Robert Pinsky, arguably America’s greatest living poet and the only one in history to serve three terms as U.S. Poet Laureate, has maintained a lifelong appreciation for jazz that is evident throughout much of his writing, though never quite to the degree of this tremendous collaboration. Pinsky reads 13 of his poems (plus Ben Jonson’s “His Excuse for Loving”) accompanied by pianist Laurence Hobgood, best known for his long and immensely fruitful musical partnership with Kurt Elling (who, closing the circle, once fitted Pinsky’s “The City Dark” to Wayne Shorter’s “Speak No Evil”).

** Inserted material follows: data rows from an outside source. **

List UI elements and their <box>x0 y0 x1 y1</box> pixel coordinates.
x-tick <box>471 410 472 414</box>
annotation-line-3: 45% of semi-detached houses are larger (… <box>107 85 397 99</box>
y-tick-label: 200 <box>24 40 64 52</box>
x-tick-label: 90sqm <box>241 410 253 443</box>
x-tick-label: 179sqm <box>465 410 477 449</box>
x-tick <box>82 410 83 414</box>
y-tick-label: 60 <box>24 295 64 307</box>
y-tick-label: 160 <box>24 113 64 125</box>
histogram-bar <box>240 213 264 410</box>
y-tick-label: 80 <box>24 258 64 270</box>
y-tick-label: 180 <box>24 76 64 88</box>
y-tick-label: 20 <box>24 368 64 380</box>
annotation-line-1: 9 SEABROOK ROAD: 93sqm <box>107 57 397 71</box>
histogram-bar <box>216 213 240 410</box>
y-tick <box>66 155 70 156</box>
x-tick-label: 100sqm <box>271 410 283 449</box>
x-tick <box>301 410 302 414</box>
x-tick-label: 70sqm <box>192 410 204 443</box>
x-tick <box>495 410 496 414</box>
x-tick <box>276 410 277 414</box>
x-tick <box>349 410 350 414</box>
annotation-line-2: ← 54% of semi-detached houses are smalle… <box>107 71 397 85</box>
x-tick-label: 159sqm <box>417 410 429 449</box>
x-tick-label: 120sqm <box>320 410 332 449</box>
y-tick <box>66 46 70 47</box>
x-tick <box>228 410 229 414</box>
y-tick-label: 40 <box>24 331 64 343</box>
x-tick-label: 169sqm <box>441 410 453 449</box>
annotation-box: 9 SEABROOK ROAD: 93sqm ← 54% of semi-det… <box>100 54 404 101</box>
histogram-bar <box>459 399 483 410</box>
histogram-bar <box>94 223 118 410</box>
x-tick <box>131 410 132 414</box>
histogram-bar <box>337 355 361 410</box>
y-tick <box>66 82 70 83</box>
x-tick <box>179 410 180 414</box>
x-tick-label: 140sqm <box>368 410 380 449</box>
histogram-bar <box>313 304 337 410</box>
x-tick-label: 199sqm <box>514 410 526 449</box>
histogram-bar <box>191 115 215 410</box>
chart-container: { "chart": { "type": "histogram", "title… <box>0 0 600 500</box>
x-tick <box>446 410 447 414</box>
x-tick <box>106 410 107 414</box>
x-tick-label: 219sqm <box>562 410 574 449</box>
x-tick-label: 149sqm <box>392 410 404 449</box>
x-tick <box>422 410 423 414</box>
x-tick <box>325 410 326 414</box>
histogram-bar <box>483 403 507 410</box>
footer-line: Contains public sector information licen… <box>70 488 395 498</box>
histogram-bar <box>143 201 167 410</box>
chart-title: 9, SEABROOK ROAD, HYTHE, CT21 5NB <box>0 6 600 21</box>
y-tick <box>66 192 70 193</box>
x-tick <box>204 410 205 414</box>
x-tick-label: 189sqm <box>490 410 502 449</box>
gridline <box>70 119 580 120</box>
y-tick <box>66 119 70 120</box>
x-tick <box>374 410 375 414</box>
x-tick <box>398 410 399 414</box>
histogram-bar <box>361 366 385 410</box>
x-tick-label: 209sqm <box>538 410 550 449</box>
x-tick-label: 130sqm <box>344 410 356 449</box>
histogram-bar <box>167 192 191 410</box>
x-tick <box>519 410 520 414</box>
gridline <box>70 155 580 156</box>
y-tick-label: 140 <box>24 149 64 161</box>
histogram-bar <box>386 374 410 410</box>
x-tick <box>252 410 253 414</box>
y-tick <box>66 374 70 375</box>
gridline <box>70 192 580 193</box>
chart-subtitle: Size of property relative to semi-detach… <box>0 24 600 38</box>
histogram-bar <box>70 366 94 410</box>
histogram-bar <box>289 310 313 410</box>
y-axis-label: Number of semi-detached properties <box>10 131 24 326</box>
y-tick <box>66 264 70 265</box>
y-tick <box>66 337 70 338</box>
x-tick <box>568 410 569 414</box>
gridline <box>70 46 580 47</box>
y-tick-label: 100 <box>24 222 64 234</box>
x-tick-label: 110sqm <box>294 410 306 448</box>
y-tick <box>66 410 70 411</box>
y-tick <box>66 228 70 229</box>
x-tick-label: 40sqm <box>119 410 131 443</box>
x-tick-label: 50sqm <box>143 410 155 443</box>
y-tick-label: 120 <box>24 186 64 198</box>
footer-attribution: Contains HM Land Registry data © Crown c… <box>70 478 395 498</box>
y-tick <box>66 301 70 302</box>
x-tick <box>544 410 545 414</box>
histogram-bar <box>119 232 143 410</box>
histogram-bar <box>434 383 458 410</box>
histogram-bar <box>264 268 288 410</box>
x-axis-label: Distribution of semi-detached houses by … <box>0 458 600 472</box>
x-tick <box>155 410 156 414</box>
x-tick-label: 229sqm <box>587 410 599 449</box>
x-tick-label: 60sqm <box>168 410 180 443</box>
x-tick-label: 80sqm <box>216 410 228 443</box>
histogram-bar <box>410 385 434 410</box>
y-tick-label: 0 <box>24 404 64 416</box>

If the blending of poetry and jazz conjures images of smoky Greenwich Village coffeehouses where Jack Kerouac wannabes bleat to bongo beats, park that cliché. Pinsky and Hobgood establish a wholly simpatico artistic partnership. On all but two tracks, Hobgood improvised every note in the studio, concurrent with Pinsky’s readings. Pinsky proves himself an equally adept improviser. His are not dramatic interpretations of the poems but musical ones, the focus on cadence and harmony with Hobgood. The poet’s performances are rich with spontaneous touches-repeating phrases, doubling back on words, inserting freshly elucidating text-worthy of Ella, Anita O’Day or, most accurately, Mark Murphy and Elling.

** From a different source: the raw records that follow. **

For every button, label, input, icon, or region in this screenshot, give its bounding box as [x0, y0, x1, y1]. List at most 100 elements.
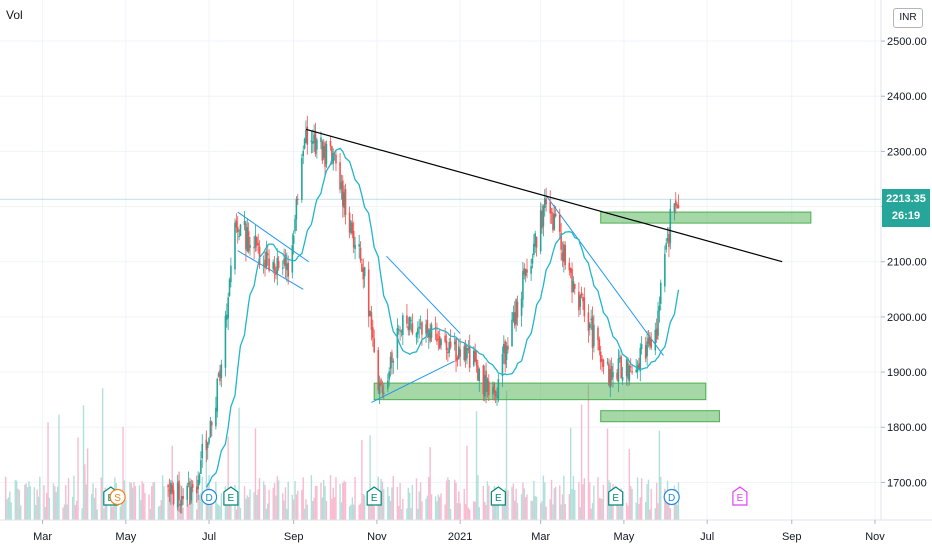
- volume-bar: [436, 501, 438, 520]
- currency-badge[interactable]: INR: [893, 8, 923, 28]
- candle-body: [485, 370, 487, 393]
- candle-body: [291, 245, 294, 273]
- volume-bar: [20, 505, 22, 520]
- time-axis[interactable]: Mar May Jul Sep Nov 2021 Mar May Jul Sep Nov: [33, 520, 885, 543]
- y-tick-label: 2300.00: [887, 146, 927, 158]
- candle-body: [455, 338, 457, 362]
- volume-bar: [253, 492, 255, 520]
- candle-body: [243, 221, 246, 226]
- volume-bar: [133, 481, 135, 520]
- volume-bar: [627, 505, 629, 520]
- volume-bar: [669, 508, 672, 520]
- support-zone[interactable]: [600, 211, 812, 224]
- resistance-trendline[interactable]: [305, 128, 783, 263]
- candle-body: [314, 131, 317, 154]
- volume-bar: [7, 497, 10, 520]
- pattern-line[interactable]: [386, 255, 461, 334]
- volume-bar: [301, 489, 303, 520]
- candle-body: [444, 335, 446, 342]
- event-marker-badge[interactable]: [732, 486, 748, 506]
- volume-bar: [363, 495, 366, 520]
- candle-body: [608, 363, 610, 385]
- candle-body: [598, 339, 601, 351]
- event-marker-badge[interactable]: [109, 488, 126, 506]
- volume-bar: [196, 509, 198, 520]
- volume-bar: [62, 507, 64, 520]
- volume-bar: [501, 498, 504, 520]
- volume-bar: [140, 500, 142, 520]
- event-marker-badge[interactable]: [200, 488, 218, 506]
- candle-body: [568, 262, 571, 271]
- event-marker-badge[interactable]: [223, 486, 239, 506]
- volume-bar: [52, 483, 55, 520]
- event-marker-badge[interactable]: [366, 486, 382, 506]
- volume-bar: [198, 494, 201, 520]
- support-zone[interactable]: [373, 382, 707, 401]
- volume-bar: [286, 509, 288, 520]
- pattern-line[interactable]: [237, 211, 309, 263]
- pattern-line[interactable]: [545, 195, 664, 356]
- candle-body: [216, 378, 219, 412]
- candle-body: [294, 219, 296, 232]
- candle-body: [200, 460, 202, 474]
- candle-body: [501, 353, 504, 377]
- volume-bar: [437, 494, 440, 520]
- volume-bar: [130, 482, 132, 520]
- candle-body: [381, 385, 384, 393]
- event-markers[interactable]: ESDEEEEDE: [103, 486, 748, 506]
- candle-body: [262, 263, 265, 265]
- volume-bar: [153, 482, 156, 520]
- pattern-line[interactable]: [237, 250, 304, 290]
- volume-bar: [464, 503, 467, 520]
- candle-body: [332, 153, 335, 164]
- volume-bar: [447, 477, 449, 520]
- volume-bar: [392, 476, 394, 520]
- candle-body: [620, 356, 622, 379]
- candle-body: [483, 374, 486, 397]
- last-price-badge: 2213.35 26:19: [882, 189, 930, 227]
- event-marker-badge[interactable]: [608, 486, 624, 506]
- candle-body: [351, 223, 354, 234]
- volume-bar: [445, 480, 448, 520]
- event-marker-badge[interactable]: [663, 488, 680, 506]
- volume-bar: [473, 500, 475, 520]
- volume-bar: [313, 497, 315, 520]
- volume-bar: [657, 503, 659, 520]
- y-tick-label: 1700.00: [887, 477, 927, 489]
- volume-bar: [228, 505, 231, 520]
- volume-bar: [503, 502, 505, 520]
- volume-bar: [373, 506, 375, 520]
- price-axis[interactable]: 2500.002400.002300.002200.002100.002000.…: [881, 36, 927, 489]
- volume-bar: [48, 497, 51, 520]
- event-marker-label: E: [737, 493, 744, 504]
- volume-bar: [197, 495, 199, 520]
- candle-body: [215, 407, 217, 427]
- volume-bar: [568, 494, 571, 520]
- candle-body: [408, 316, 411, 330]
- candle-body: [504, 341, 506, 365]
- event-marker-label: D: [205, 493, 212, 504]
- candle-body: [372, 327, 374, 339]
- volume-bar: [539, 503, 542, 520]
- candle-body: [561, 252, 564, 261]
- volume-bar: [144, 492, 146, 520]
- candle-body: [415, 333, 418, 338]
- volume-bar: [456, 503, 459, 520]
- volume-bar: [191, 481, 194, 520]
- candle-body: [321, 141, 324, 161]
- volume-bar: [534, 496, 536, 520]
- volume-bar: [312, 500, 314, 520]
- support-zone[interactable]: [600, 410, 720, 423]
- event-marker-badge[interactable]: [490, 486, 506, 506]
- volume-bar: [160, 500, 162, 520]
- trendline[interactable]: [305, 128, 783, 263]
- volume-bar: [159, 505, 161, 520]
- candle-body: [649, 336, 651, 346]
- pattern-line[interactable]: [371, 360, 455, 403]
- volume-bar: [560, 504, 562, 520]
- volume-bar: [625, 502, 628, 520]
- volume-bar: [455, 482, 457, 520]
- volume-bar: [458, 491, 460, 520]
- volume-bar: [77, 437, 79, 520]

As for the poems, Pinsky has carefully chosen works old and new that, while exploring wider themes, will resonate with jazz aficionados, particularly “Horn,” his homage to the trumpet and all players who aspire to its mastery; the epic slaveship-to-sax-colossi voyage of “Ginza Samba”; and “The Hearts,” with its doo-wop-dusted examination of love’s all-consuming power, extending from Romeo and Juliet to the equally fatal attraction of Art Pepper and heroin.